GJS SeminarRyūkyū Play-ing China against Japan: Paintings of Theatrical Diplomacy in the British Library
|December 18, 2014 (Thu) 5:00-6:00 pm
|Ground Floor, Institute for Advanced Studies on Asia, University of Tokyo
|Patrick SCHWEMMER (Ph. D candidate, Princeton University)
Throughout the early-modern period, the small island kingdom of Ryūkyū was putting on diplomatic shows for its two tributary masters, China and Japan: cultural pageantry was essential to most exchanges. Kumi odori, a theatre developed in Ryūkyū’s vernacular from a mix of Japanese and Ryūkyūan legends and performance traditions to entertain Chinese investiture missions, remains an important part of Okinawan culture today. However, a previously-undiscussed picture book in the British Library provides the most complete textual and pictorial record yet known of a roughly opposite phenomenon: a Ryūkyūan performance of Chinese theatre for a Japanese audience.
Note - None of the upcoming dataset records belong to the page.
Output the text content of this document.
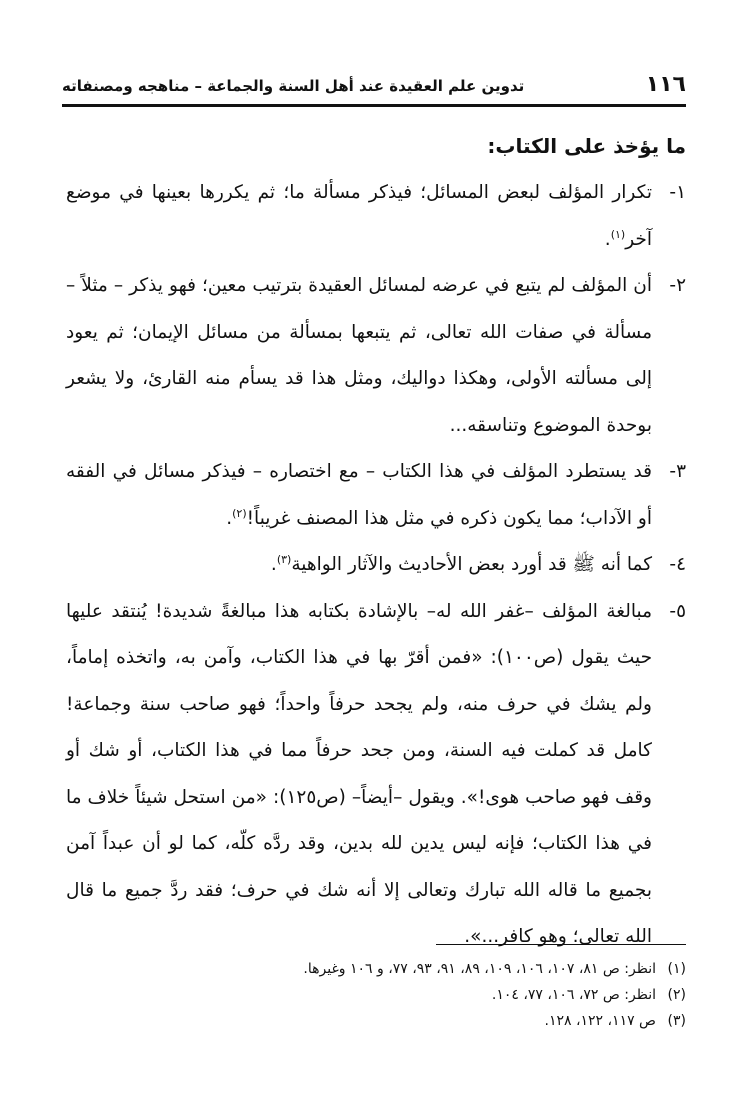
١١٦
تدوين علم العقيدة عند أهل السنة والجماعة – مناهجه ومصنفاته
ما يؤخذ على الكتاب:
١-
تكرار المؤلف لبعض المسائل؛ فيذكر مسألة ما؛ ثم يكررها بعينها في موضع آخر$^{(١)}$.
٢-
أن المؤلف لم يتبع في عرضه لمسائل العقيدة بترتيب معين؛ فهو يذكر – مثلاً – مسألة في صفات الله تعالى، ثم يتبعها بمسألة من مسائل الإيمان؛ ثم يعود إلى مسألته الأولى، وهكذا دواليك، ومثل هذا قد يسأم منه القارئ، ولا يشعر بوحدة الموضوع وتناسقه...
٣-
قد يستطرد المؤلف في هذا الكتاب – مع اختصاره – فيذكر مسائل في الفقه أو الآداب؛ مما يكون ذكره في مثل هذا المصنف غريباً!$^{(٢)}$.
٤-
كما أنه ﷺ قد أورد بعض الأحاديث والآثار الواهية$^{(٣)}$.
٥-
مبالغة المؤلف –غفر الله له– بالإشادة بكتابه هذا مبالغةً شديدة! يُنتقد عليها حيث يقول (ص١٠٠): «فمن أقرّ بها في هذا الكتاب، وآمن به، واتخذه إماماً، ولم يشك في حرف منه، ولم يجحد حرفاً واحداً؛ فهو صاحب سنة وجماعة! كامل قد كملت فيه السنة، ومن جحد حرفاً مما في هذا الكتاب، أو شك أو وقف فهو صاحب هوى!». ويقول –أيضاً– (ص١٢٥): «من استحل شيئاً خلاف ما في هذا الكتاب؛ فإنه ليس يدين لله بدين، وقد ردَّه كلّه، كما لو أن عبداً آمن بجميع ما قاله الله تبارك وتعالى إلا أنه شك في حرف؛ فقد ردَّ جميع ما قال الله تعالى؛ وهو كافر...».
(١)
انظر: ص ٨١، ١٠٧، ١٠٦، ١٠٩، ٨٩، ٩١، ٩٣، ٧٧، و ١٠٦ وغيرها.
(٢)
انظر: ص ٧٢، ١٠٦، ٧٧، ١٠٤.
(٣)
ص ١١٧، ١٢٢، ١٢٨.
Personnel lists, synopses, and lyrics accompany colorful paintings of orchestral and choral music, Ryūkyūan songs, fan dances, and sanshin performance, the Chinese plays—even the menu of the banquet served. Based on correspondences with records preserved by the Japanese Ministry of Foreign Affairs, I identify the occasion as the 1796 tributary mission to Edo, situate this object as the most complete record of this event yet known, and argue that Chinese performance was as important as Japanese and local forms to Ryūkyū’s theatrical diplomacy, whose basic move was to preserve Ryūkyūan independence by playing the domesticating and exoticizing gazes of Japan and China against one another.